Learning more about yourself is a big part of becoming a mature person. You can use the activities in this lesson to help your students develop self awareness while working alongside one another.

Why Self Awareness Activities?

What does it mean for a person to truly know him or herself? How can life be enriched by a little more self awareness? In general, when people know themselves well, they understand their own motivations and can make better informed choices in interactions with others and the world. Self awareness can also help when it comes to coping with stressful situations or managing complicated feelings. One way to help your students develop self awareness is by working on particular activities in a group context. When students get to know themselves and reflect on their own strengths and struggles in the context of a group, they are able to appreciate the beauty of diversity as well as the attributes that make them unique. The activities in this lesson are designed to foster self awareness in your students. They can be modified to meet the age, needs and capacities of your particular group.

Self Awareness Activities

Sentence Starters

A great way to introduce students to the concept of self awareness is to give them a series of sentence starters and ask them to complete the sentences in ways that make sense. Students should work on these independently and can then share their answers with the group. Here are some possible sentence starters:

  • I am really good at...
  • I have trouble with...
  • My favorite thing to do in my free time is...
  • When I am bored, I...
  • One thing that makes me feel sad is...
  • One thing that helps me when I feel sad is...
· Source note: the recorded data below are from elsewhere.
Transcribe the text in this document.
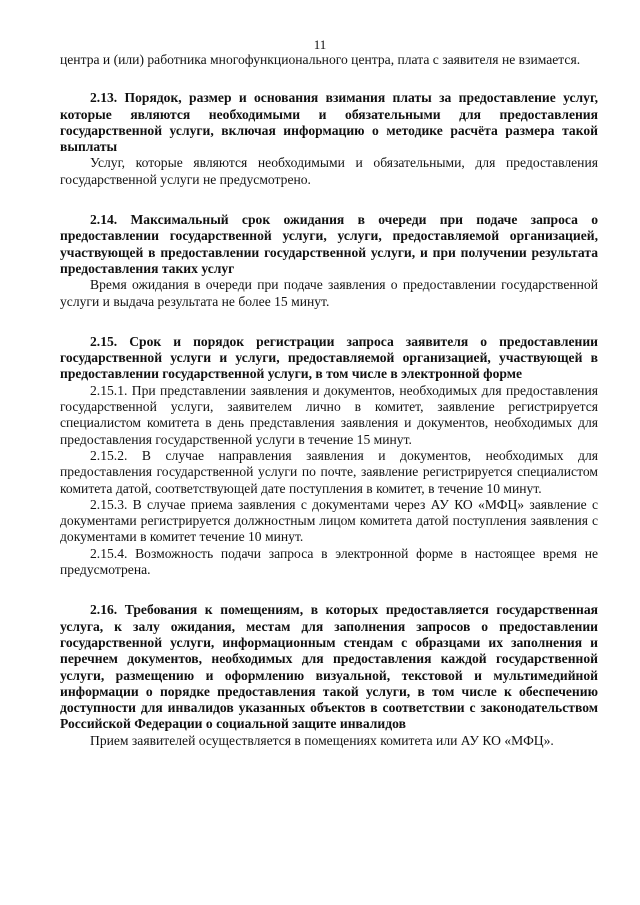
11

центра и (или) работника многофункционального центра, плата с заявителя не взимается.

2.13. Порядок, размер и основания взимания платы за предоставление услуг, которые являются необходимыми и обязательными для предоставления государственной услуги, включая информацию о методике расчёта размера такой выплаты

Услуг, которые являются необходимыми и обязательными, для предоставления государственной услуги не предусмотрено.

2.14. Максимальный срок ожидания в очереди при подаче запроса о предоставлении государственной услуги, услуги, предоставляемой организацией, участвующей в предоставлении государственной услуги, и при получении результата предоставления таких услуг

Время ожидания в очереди при подаче заявления о предоставлении государственной услуги и выдача результата не более 15 минут.

2.15. Срок и порядок регистрации запроса заявителя о предоставлении государственной услуги и услуги, предоставляемой организацией, участвующей в предоставлении государственной услуги, в том числе в электронной форме

2.15.1. При представлении заявления и документов, необходимых для предоставления государственной услуги, заявителем лично в комитет, заявление регистрируется специалистом комитета в день представления заявления и документов, необходимых для предоставления государственной услуги в течение 15 минут.

2.15.2. В случае направления заявления и документов, необходимых для предоставления государственной услуги по почте, заявление регистрируется специалистом комитета датой, соответствующей дате поступления в комитет, в течение 10 минут.

2.15.3. В случае приема заявления с документами через АУ КО «МФЦ» заявление с документами регистрируется должностным лицом комитета датой поступления заявления с документами в комитет течение 10 минут.

2.15.4. Возможность подачи запроса в электронной форме в настоящее время не предусмотрена.

2.16. Требования к помещениям, в которых предоставляется государственная услуга, к залу ожидания, местам для заполнения запросов о предоставлении государственной услуги, информационным стендам с образцами их заполнения и перечнем документов, необходимых для предоставления каждой государственной услуги, размещению и оформлению визуальной, текстовой и мультимедийной информации о порядке предоставления такой услуги, в том числе к обеспечению доступности для инвалидов указанных объектов в соответствии с законодательством Российской Федерации о социальной защите инвалидов

Прием заявителей осуществляется в помещениях комитета или АУ КО «МФЦ».
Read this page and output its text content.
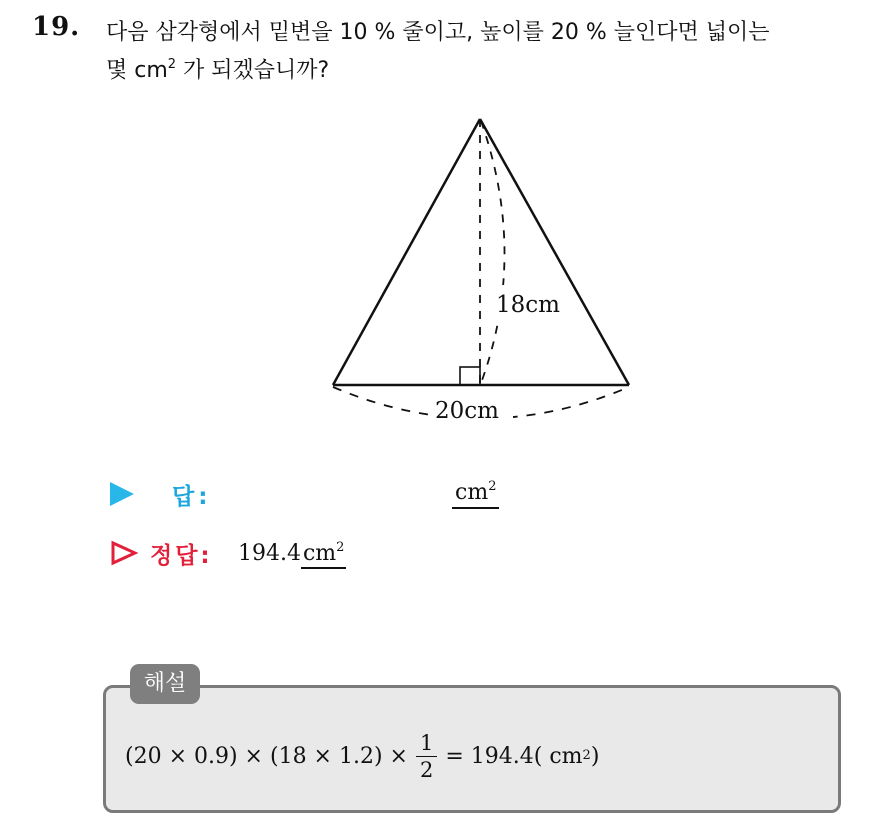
19. 다음 삼각형에서 밑변을 10 % 줄이고, 높이를 20 % 늘인다면 넓이는
몇 $cm^2$ 가 되겠습니까?
18cm
20cm
답:	$cm^2$
정답: $194.4cm^2$
해설
$(20 \times 0.9) \times (18 \times 1.2) \times \frac{1}{2} = 194.4$( cm 2 )
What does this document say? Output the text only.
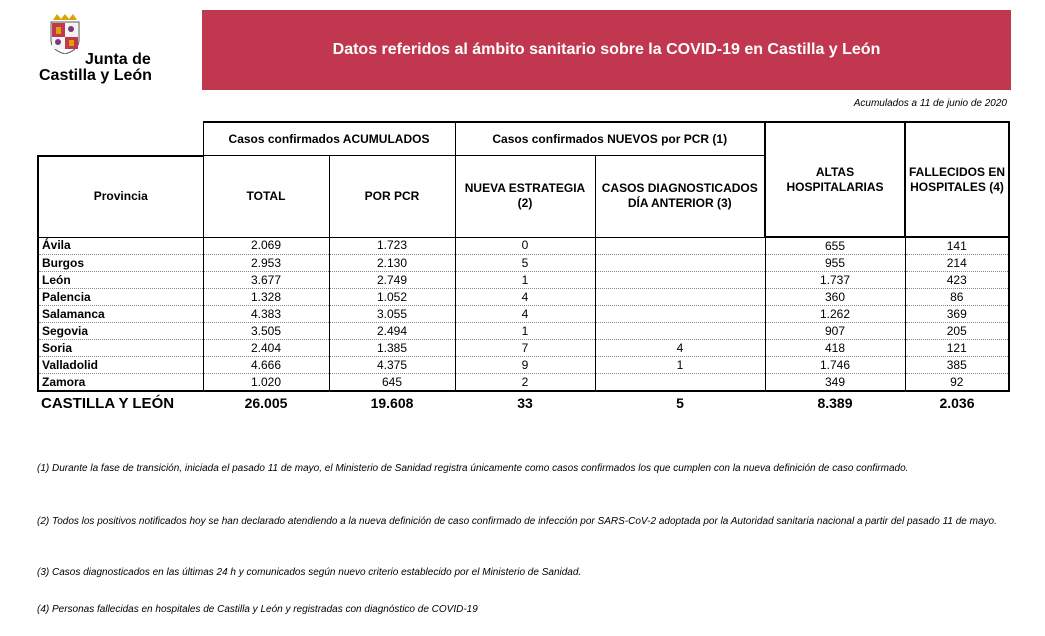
Junta de
Castilla y León
Datos referidos al ámbito sanitario sobre la COVID-19 en Castilla y León
Acumulados a 11 de junio de 2020
	Casos confirmados ACUMULADOS		Casos confirmados NUEVOS por PCR (1)		ALTAS HOSPITALARIAS	FALLECIDOS EN HOSPITALES (4)
Provincia	TOTAL	POR PCR	NUEVA ESTRATEGIA (2)	CASOS DIAGNOSTICADOS DÍA ANTERIOR (3)		
Ávila	2.069	1.723	0		655	141
Burgos	2.953	2.130	5		955	214
León	3.677	2.749	1		1.737	423
Palencia	1.328	1.052	4		360	86
Salamanca	4.383	3.055	4		1.262	369
Segovia	3.505	2.494	1		907	205
Soria	2.404	1.385	7	4	418	121
Valladolid	4.666	4.375	9	1	1.746	385
Zamora	1.020	645	2		349	92
CASTILLA Y LEÓN	26.005	19.608	33	5	8.389	2.036

(1) Durante la fase de transición, iniciada el pasado 11 de mayo, el Ministerio de Sanidad registra únicamente como casos confirmados los que cumplen con la nueva definición de caso confirmado.

(2) Todos los positivos notificados hoy se han declarado atendiendo a la nueva definición de caso confirmado de infección por SARS-CoV-2 adoptada por la Autoridad sanitaria nacional a partir del pasado 11 de mayo.

(3) Casos diagnosticados en las últimas 24 h y comunicados según nuevo criterio establecido por el Ministerio de Sanidad.

(4) Personas fallecidas en hospitales de Castilla y León y registradas con diagnóstico de COVID-19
You can also make up different sentence starters that focus on specific areas you want your students to consider.

Letter of Introduction

This activity will also help your students access what they know and understand about themselves. Ask your students to imagine that they are about to start a pen pal relationship with a child in another state or country. Tell them to write letters introducing themselves in as much detail as possible to the other child. If students struggle to make their letters detailed, ask them to think about what they really want others to know about them.

Self Discovery Walk

Some people really get to know themselves best when they are outdoors in nature. Take your students to a local trail, field, pond or park. Set boundaries of where they are allowed to go physically. Then, explain that for one hour, they are not allowed to talk to anyone else. They are allowed to walk around, use any of their senses (except for taste, depending on safety issues) and think about whatever they want, but they are not allowed to talk. When you get back to the classroom, have your students write or draw their reflections on the experience. What did being alone in nature teach them about themselves? How did they think or feel? Do not force students to share their reflections, but give them the opportunity if they want to.